Ketamine therapy may enhance psychological therapy by providing an enhanced mental state after the infusion and providing synaptogenesis and neurogenesis to allow new learning in the following days after an infusion. (Grof 1985, Hansen et al., 1988,; Kolp et al., 2014), Giese 2012) The new neurogenesis may allow the learning of relapse-reducing strategies of Cognitive behavioral therapy by removing cognitive rigidity.
For alcohol use disorder, Ketamine treatment increased one-year abstinence from 24% to 67% *Krupitskey and Grineko 1997) and reduced cocaine use by 67% in another study (Dakwar et al., 2016). Thus, ketamine treatment is much more successful that traditional therapies. Daily therapy is not needed for efficacy and doses can be isolated and given for a limited time frame yet still be effective. In fact, intranasal therapy has been shown to be effective as well for depression. (Lapidus et al 2014).
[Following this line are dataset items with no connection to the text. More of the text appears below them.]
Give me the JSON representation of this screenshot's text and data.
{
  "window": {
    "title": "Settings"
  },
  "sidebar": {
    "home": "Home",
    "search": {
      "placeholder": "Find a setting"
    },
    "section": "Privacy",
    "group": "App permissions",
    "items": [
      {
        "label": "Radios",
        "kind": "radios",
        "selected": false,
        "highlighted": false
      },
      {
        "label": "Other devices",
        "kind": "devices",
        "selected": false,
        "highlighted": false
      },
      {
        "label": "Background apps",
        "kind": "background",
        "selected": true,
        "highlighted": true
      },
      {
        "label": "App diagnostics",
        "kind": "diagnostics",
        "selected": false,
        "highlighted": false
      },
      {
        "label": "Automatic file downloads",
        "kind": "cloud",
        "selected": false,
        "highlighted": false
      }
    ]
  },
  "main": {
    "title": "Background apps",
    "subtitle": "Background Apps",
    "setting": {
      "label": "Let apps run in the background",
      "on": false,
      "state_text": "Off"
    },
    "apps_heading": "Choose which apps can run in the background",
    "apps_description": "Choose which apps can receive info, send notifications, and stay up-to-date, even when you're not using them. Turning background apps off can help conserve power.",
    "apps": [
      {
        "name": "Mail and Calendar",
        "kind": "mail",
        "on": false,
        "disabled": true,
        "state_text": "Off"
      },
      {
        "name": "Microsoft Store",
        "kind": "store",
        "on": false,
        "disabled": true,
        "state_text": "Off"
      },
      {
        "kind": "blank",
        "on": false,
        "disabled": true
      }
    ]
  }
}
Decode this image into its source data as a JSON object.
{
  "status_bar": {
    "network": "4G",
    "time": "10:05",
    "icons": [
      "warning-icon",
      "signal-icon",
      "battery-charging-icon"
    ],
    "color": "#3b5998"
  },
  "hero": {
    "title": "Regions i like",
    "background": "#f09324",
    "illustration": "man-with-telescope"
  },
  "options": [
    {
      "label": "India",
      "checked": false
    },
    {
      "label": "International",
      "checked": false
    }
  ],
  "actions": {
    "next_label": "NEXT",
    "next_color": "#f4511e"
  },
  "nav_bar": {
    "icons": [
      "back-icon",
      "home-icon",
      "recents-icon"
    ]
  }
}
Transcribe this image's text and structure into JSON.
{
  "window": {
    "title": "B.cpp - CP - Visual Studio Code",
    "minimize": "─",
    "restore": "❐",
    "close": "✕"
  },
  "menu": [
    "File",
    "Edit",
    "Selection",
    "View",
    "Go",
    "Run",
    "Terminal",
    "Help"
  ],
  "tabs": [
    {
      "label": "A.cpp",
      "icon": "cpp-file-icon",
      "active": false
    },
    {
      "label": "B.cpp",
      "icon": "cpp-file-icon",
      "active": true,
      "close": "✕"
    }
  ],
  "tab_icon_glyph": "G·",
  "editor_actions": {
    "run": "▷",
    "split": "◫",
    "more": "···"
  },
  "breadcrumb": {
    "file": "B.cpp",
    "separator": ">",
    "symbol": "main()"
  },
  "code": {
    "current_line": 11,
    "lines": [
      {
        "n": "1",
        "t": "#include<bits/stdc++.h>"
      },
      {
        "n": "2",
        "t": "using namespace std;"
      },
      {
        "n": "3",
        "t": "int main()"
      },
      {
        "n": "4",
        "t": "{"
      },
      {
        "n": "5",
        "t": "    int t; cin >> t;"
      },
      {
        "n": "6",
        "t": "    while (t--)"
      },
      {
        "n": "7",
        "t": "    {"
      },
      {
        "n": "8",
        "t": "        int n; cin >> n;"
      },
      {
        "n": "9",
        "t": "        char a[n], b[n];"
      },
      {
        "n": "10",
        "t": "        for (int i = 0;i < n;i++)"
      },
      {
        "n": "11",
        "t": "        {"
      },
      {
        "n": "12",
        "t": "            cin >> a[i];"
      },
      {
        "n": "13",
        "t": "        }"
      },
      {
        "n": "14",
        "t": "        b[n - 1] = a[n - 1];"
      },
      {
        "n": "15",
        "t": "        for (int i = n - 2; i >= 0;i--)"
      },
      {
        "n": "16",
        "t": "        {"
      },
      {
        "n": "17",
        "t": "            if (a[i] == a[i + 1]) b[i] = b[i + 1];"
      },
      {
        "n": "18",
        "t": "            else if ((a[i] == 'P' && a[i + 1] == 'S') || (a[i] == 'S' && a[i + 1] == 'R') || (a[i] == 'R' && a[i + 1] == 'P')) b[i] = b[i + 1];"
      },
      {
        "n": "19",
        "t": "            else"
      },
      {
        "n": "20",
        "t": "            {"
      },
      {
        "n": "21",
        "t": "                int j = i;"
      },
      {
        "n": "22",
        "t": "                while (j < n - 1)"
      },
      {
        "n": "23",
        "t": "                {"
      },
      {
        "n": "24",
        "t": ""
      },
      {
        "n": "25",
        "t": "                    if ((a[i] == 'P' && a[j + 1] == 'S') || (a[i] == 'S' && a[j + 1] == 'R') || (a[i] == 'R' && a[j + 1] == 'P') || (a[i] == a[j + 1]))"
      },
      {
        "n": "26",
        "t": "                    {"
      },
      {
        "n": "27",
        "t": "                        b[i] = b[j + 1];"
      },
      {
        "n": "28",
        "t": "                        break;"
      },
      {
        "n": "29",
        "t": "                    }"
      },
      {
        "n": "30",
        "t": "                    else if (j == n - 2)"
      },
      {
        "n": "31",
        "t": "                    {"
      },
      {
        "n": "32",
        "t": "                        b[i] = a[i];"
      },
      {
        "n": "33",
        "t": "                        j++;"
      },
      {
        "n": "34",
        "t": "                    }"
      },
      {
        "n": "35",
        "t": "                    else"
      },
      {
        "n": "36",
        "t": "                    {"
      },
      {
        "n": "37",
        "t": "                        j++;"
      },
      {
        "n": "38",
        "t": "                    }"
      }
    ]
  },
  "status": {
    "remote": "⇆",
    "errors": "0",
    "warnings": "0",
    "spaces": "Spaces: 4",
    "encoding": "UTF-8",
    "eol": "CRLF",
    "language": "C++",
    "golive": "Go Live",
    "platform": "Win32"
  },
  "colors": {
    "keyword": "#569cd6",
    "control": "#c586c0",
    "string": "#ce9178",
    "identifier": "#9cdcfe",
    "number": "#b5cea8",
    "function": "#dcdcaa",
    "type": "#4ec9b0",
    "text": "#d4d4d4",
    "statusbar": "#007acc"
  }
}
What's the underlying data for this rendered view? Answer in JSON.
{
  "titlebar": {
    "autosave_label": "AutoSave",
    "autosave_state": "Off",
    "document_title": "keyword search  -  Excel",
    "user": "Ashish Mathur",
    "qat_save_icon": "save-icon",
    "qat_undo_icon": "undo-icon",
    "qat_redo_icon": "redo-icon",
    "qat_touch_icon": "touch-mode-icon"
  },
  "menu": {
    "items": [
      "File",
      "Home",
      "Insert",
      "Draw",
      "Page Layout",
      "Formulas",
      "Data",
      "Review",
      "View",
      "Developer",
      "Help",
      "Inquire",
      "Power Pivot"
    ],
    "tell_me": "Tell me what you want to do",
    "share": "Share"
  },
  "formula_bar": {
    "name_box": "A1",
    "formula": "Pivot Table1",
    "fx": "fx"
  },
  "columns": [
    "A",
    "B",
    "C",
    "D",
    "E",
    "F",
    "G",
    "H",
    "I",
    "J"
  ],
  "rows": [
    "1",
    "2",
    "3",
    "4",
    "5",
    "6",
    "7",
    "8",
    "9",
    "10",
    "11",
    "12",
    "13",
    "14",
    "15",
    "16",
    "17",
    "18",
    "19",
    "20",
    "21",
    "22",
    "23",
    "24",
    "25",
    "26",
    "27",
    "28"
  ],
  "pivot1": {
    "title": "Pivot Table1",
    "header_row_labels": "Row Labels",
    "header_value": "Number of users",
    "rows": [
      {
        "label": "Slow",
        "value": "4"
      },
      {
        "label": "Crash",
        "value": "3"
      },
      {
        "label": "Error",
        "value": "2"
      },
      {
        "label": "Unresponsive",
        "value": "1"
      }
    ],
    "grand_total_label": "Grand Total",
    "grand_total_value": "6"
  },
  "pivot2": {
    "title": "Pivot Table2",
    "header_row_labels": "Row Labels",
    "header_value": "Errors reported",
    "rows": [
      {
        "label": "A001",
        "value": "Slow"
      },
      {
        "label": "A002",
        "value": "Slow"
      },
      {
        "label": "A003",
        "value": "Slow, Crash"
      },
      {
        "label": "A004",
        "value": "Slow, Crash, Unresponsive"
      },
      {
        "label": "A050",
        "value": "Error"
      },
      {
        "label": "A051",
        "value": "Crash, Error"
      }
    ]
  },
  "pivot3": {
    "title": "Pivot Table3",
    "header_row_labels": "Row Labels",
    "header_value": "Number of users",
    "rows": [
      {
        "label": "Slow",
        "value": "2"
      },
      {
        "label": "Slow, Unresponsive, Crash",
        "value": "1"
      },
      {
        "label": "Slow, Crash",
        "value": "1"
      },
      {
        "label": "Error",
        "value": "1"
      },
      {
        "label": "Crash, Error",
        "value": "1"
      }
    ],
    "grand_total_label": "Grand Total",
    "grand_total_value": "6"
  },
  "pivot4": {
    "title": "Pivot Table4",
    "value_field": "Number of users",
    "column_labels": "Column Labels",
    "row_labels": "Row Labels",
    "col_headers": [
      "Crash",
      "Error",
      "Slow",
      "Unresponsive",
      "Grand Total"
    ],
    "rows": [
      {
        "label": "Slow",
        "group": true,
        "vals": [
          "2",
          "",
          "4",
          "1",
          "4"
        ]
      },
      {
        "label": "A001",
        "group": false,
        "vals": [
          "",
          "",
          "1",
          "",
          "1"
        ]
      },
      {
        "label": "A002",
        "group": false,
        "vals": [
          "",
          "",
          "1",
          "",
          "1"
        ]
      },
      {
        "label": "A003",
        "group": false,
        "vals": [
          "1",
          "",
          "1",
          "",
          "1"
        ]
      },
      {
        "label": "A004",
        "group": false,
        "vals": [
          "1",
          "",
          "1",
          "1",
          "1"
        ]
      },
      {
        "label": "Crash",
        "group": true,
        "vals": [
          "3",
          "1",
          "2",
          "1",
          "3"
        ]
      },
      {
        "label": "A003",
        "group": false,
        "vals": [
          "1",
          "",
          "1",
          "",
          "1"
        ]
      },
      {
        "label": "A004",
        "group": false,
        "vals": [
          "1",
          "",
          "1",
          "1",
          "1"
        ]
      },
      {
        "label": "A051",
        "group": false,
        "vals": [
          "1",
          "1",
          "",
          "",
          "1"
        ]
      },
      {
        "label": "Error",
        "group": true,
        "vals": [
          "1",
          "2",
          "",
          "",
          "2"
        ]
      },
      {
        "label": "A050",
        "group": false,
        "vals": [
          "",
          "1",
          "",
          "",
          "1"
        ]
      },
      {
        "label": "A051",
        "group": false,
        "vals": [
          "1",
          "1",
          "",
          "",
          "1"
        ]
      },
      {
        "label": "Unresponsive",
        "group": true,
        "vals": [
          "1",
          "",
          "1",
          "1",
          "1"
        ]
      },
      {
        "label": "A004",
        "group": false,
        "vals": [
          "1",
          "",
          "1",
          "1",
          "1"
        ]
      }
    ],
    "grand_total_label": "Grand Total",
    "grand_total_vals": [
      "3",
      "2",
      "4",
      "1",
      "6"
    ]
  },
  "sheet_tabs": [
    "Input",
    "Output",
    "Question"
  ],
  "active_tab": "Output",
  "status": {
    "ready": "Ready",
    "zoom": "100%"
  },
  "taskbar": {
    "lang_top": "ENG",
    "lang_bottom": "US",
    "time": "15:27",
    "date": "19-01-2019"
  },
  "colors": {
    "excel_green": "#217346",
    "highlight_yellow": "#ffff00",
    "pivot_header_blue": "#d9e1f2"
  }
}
Depression and addiction affect similar neural circuitry that involves the default mode network, neurogenesis (nerve growth formation), and synaptogenesis (synapse formation between nerve cells involved in learning). It is known that addiction and depression result in reduced brain volume sizes in key learning parts of the brain such as the hippocampus and over wiring in the anxiety producing areas of the brain (the amygdala) These changes can be seen on MRI scans. In effect depression and addiction can be seen as problems with learning as effectively the brain has decreased potential of creating new pathways in the face of ritualistic cues and triggers. This leads to ruminative thoughts and dysfunctional behaviors with responses to cues and triggers that are repetitive and maladaptive. Over time there are fewer adaptive responses that are made by individuals that are depressed or addicted to substances and new stressors tend to be met with increased drug use or ritualistic responses. There is less learning done by the addicted or depressed mind. This correlates with less neuroplasticity and nerve growth (neurogenesis) that are all a result of less Brain derived neurotrophic factor that is involved in healthy brain growth.